Last week, (Aug 8) things at CDC hit bottom. The stock reached an all time low, the CEO was suspended, NASDAQ issued a letter regarding non-reporting of 2010 results, they named another CFO (perhaps CFO #22 could certify the ‘numbers’ for 2010) and a judge ordered payment of multi-million dollar settlement bonds within the next ten days – in all legal damages from various cases were north of $135m.
What’s going on?
I’m no longer an insider and the crew I worked with have long since been ‘brightsized’ (a version of rightsizing a company whereby any bright or intelligent employees get the heck out) – but it seems problems are systemic in the company
To start with, in 2005 I was recruited to work with Ross Systems, run out of Atlanta by CEO Pat Tinley. At this time, CDC was described (if they were mentioned at all) as an investor or merger partner.
I had a great first year – and things started to change within the company – but my second year there was still record breaking in several ways – year #3 we had concentrated on million dollar plus accounts and had 3 huge deals in the works, with nearly $7m projected within 18 months.
Then, the C-Level team was let go, my bosses were fired and two months later they would replace the entire new account team.
2) Company rebrands from Ross Systems to “CDC Software”
3) Peter Yip, CEO of CDC Software starts becoming involved in the day to day management of the former Ross Systems division.
4) Final management members of Ross Systems are replaced – including new account team members (yours truly).
But we can also see the involvement of Peter Yip corresponded to the downturn of the company – as the new US CEO, Eric Musser once commented, (paraphrasing) ‘Yip turned China.com (the CDC Parent company) from a $90m company to a $19m company and now he’s doing the same with Ross Enterprise”. It may well be that Peter Yip is a global business genius solving unseen problems on a worldwide basis before they even become visible to normal humans.
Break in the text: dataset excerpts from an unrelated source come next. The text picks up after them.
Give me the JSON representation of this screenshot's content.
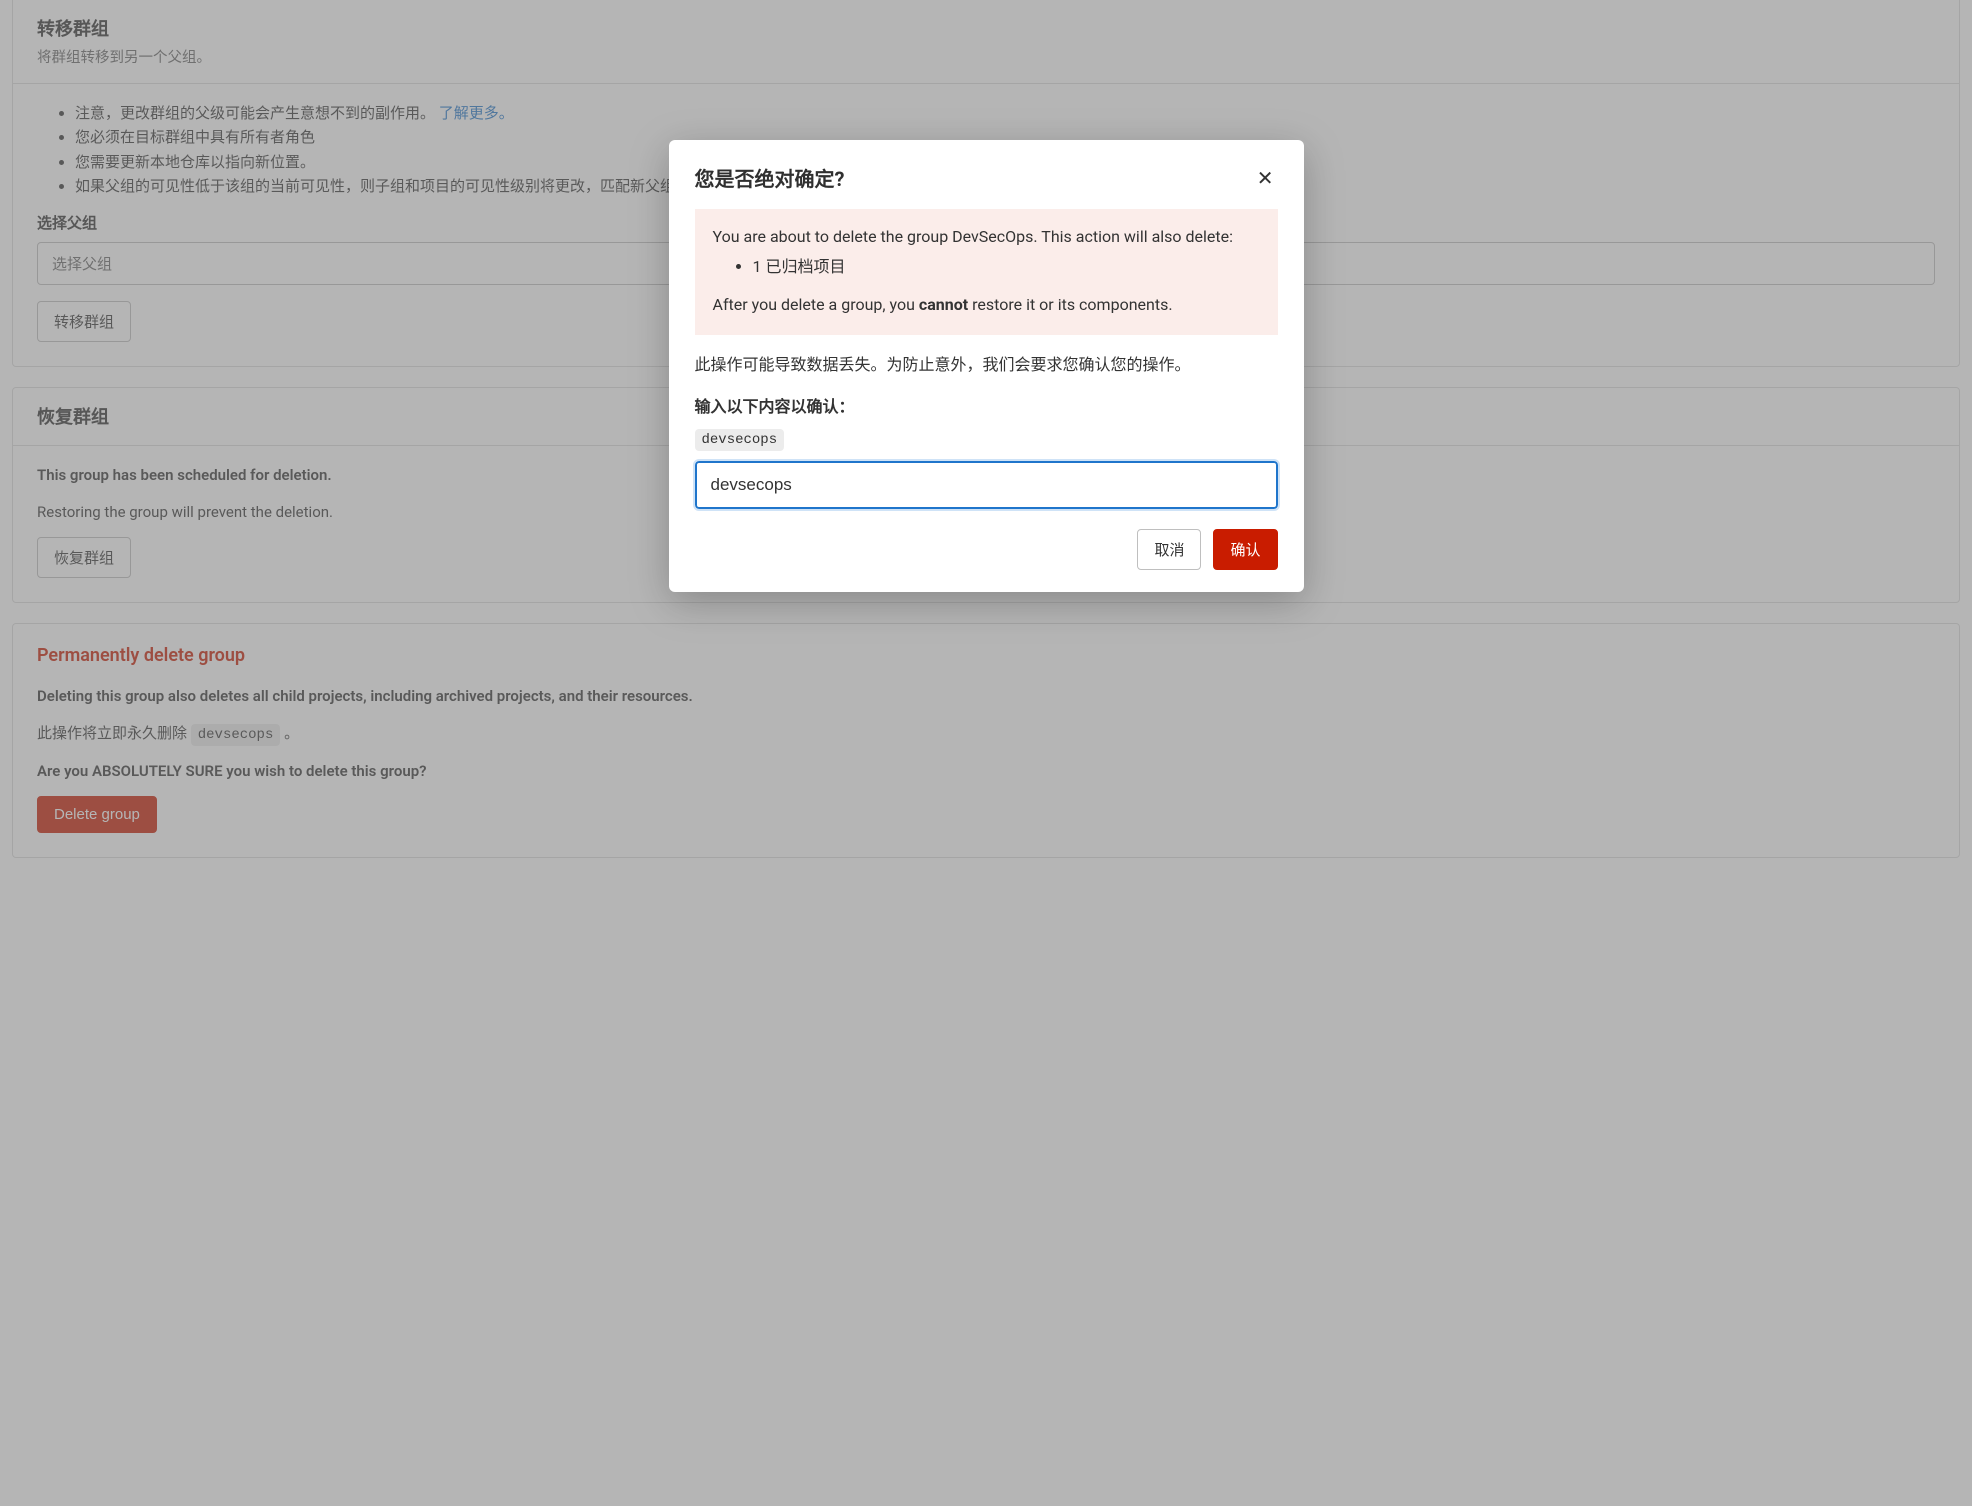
{
  "transfer": {
    "title": "转移群组",
    "subtitle": "将群组转移到另一个父组。",
    "bullets": {
      "b1_pre": "注意，更改群组的父级可能会产生意想不到的副作用。",
      "b1_link": "了解更多。",
      "b2": "您必须在目标群组中具有所有者角色",
      "b3": "您需要更新本地仓库以指向新位置。",
      "b4": "如果父组的可见性低于该组的当前可见性，则子组和项目的可见性级别将更改，匹配新父组的可见性。"
    },
    "select_label": "选择父组",
    "select_placeholder": "选择父组",
    "button": "转移群组"
  },
  "restore": {
    "title": "恢复群组",
    "scheduled": "This group has been scheduled for deletion.",
    "prevent": "Restoring the group will prevent the deletion.",
    "button": "恢复群组"
  },
  "delete": {
    "title": "Permanently delete group",
    "desc": "Deleting this group also deletes all child projects, including archived projects, and their resources.",
    "action_pre": "此操作将立即永久删除 ",
    "action_code": "devsecops",
    "action_post": " 。",
    "sure": "Are you ABSOLUTELY SURE you wish to delete this group?",
    "button": "Delete group"
  },
  "modal": {
    "title": "您是否绝对确定?",
    "warn_pre": "You are about to delete the group DevSecOps. This action will also delete:",
    "warn_item": "1 已归档项目",
    "warn_after_pre": "After you delete a group, you ",
    "warn_cannot": "cannot",
    "warn_after_post": " restore it or its components.",
    "body": "此操作可能导致数据丢失。为防止意外，我们会要求您确认您的操作。",
    "confirm_label": "输入以下内容以确认：",
    "confirm_code": "devsecops",
    "confirm_value": "devsecops",
    "cancel": "取消",
    "ok": "确认"
  }
}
It’s also possible there’s some basis to his nickname “Insane Chinese Billionaire Peter Yip.”
From my own perspective, I remember the end illustrated at the 2008 Sales Kickoff. I’d spent the previous week in Las Vegas at the Wonderware Software Convention and heard the CEO of Wonderware talk about how it was their best year ever, customers were happier than ever, and best of all, they’d roll out a new version within months that would be even easier to install and use.
So imagine the contrast – when a week later – I’d be at the CDC Sales Kickoff and our CEO, the aforementioned Mr. Yip – would speak and say that 2008 would be the year of cost control. That all travel would need pre-approval and he, personally would view all approvals and expense reports in excess of $750. Since I was regularly taking sales teams into 3 cities a week, entertaining clients on each stop, staging demos and discovery – – – well, the new management solved it – instead of three legged travel, we’d have to fly back to our home airport after every client visit, file that expense report, open a new one, fly to the second city – and on and on.
So while successful companies like Wonderware were focusing on creating a greater customer experience, CDC was focusing on creating a bureaucratic nightmare. Wonderware’s CEO focused on leadership, team-building and forward looking vision. Yip focused on last week’s travel vouchers, became a travel clerk and completely took himself out of the role of CEO.
And it would go on and on.
At this point it’s sort of humorous – they have revolving CFO’s, someone told me they’d been through 18 CFO’s in the last 4 years – the rumor being the numbers are so cooked, a CFO certifying those books could end up in jail – I don’t know if that’s true or not.
It’s too bad really. Although the technology is a bit old, the functionality of the product is solid. And while the consulting teams have been decimated, there’s lots of outside partners who can really make the product perform.
One can only hope that CDC has fallen on such hard times that they’ll have to spin off/sell the Ross Enterprise package to a company that will invest in development and rescue a once-great name in ERP software.